Pelo menos 207 ativistas ambientais foram mortos em 2017, segundo levantamento divulgado pela organização internacional Global Witness. Foi o ano com mais mortes desde que o estudo começou a ser feito, em 2002. O Brasil lidera, segundo a ONG, com 57 mortes. No ano anterior, haviam sido 49, pelo mesmo cálculo. 
 
A organização mapeia mortes de defensores da terra e do ambiente no mundo e observa aumento desses crimes em países em desenvolvimento que ainda mantêm porções significativas de recursos naturais. Os casos compilados são de líderes indígenas, ativistas comunitários e ambientalistas.
 
Chama a atenção no País, segundo o relatório, o fato de que cerca de metade das mortes registradas foi em três chacinas - 25 óbitos. A primeira é de 19 de abril, quando nove sem-terra foram mortos em Colniza (MT). 
 
Em 24 de maio, dez pessoas foram mortas por policiais militares e civis em ação contra ocupação em uma fazenda em Pau D'Arco (PA).

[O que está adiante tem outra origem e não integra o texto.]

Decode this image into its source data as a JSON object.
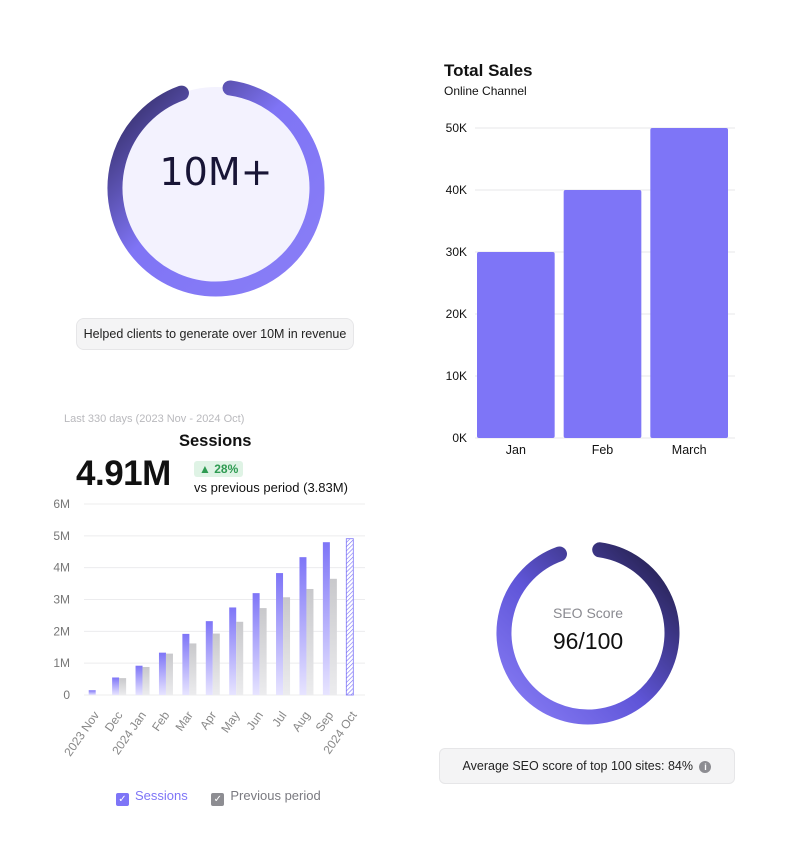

A terceira chacina citada foi em 7 de agosto, quando seis pessoas foram achadas mortas na comunidade quilombola Iuna, em Lençóis (BA).
 
Segundo a Global Witness, o País tem sido o "mais perigoso para defensores da terra ou do meio ambiente na última década, com média de 42 mortes por ano desde 2012". Ainda de acordo com a ONG, o governo federal tem cortado verba de órgãos de proteção indígena e de regularização de terras e flexibilizado a conservação ambiental.
 
Críticas a Temer
 
Em tom abertamente crítico e duro contra o presidente Michel Temer, a Global Witness diz que "ao invés de tomar medidas para acabar com esses terríveis ataques contra os defensores, o presidente Michel Temer está enfraquecendo as leis e as instituições destinadas a proteger essas pessoas".
 
A organização cita como exemplo de má gestão os cortes de 30% no orçamento do Incra (Instituto Nacional de Colonização e Reforma Agrária) e de quase 50% nas verbas da Funai (Fundação Nacional do Índio), além do que chama de "subfinanciamento" do Programa Nacional para a Proteção dos Defensores dos Direitos Humanos.
 
Governo rebate
 
A Secretaria Especial de Comunicação Social da Presidência da República criticou o relatório, afirmando que ele "apresenta dados equivocados, inflados, frágeis e metodologia duvidosa". Em determinado trecho, a nota do governo usa o termo fake news: "Denúncias falhas e mal apuradas são exemplo de fake news usadas para atacar o governo, cujo compromisso essencial tem sido defender o povo brasileiro".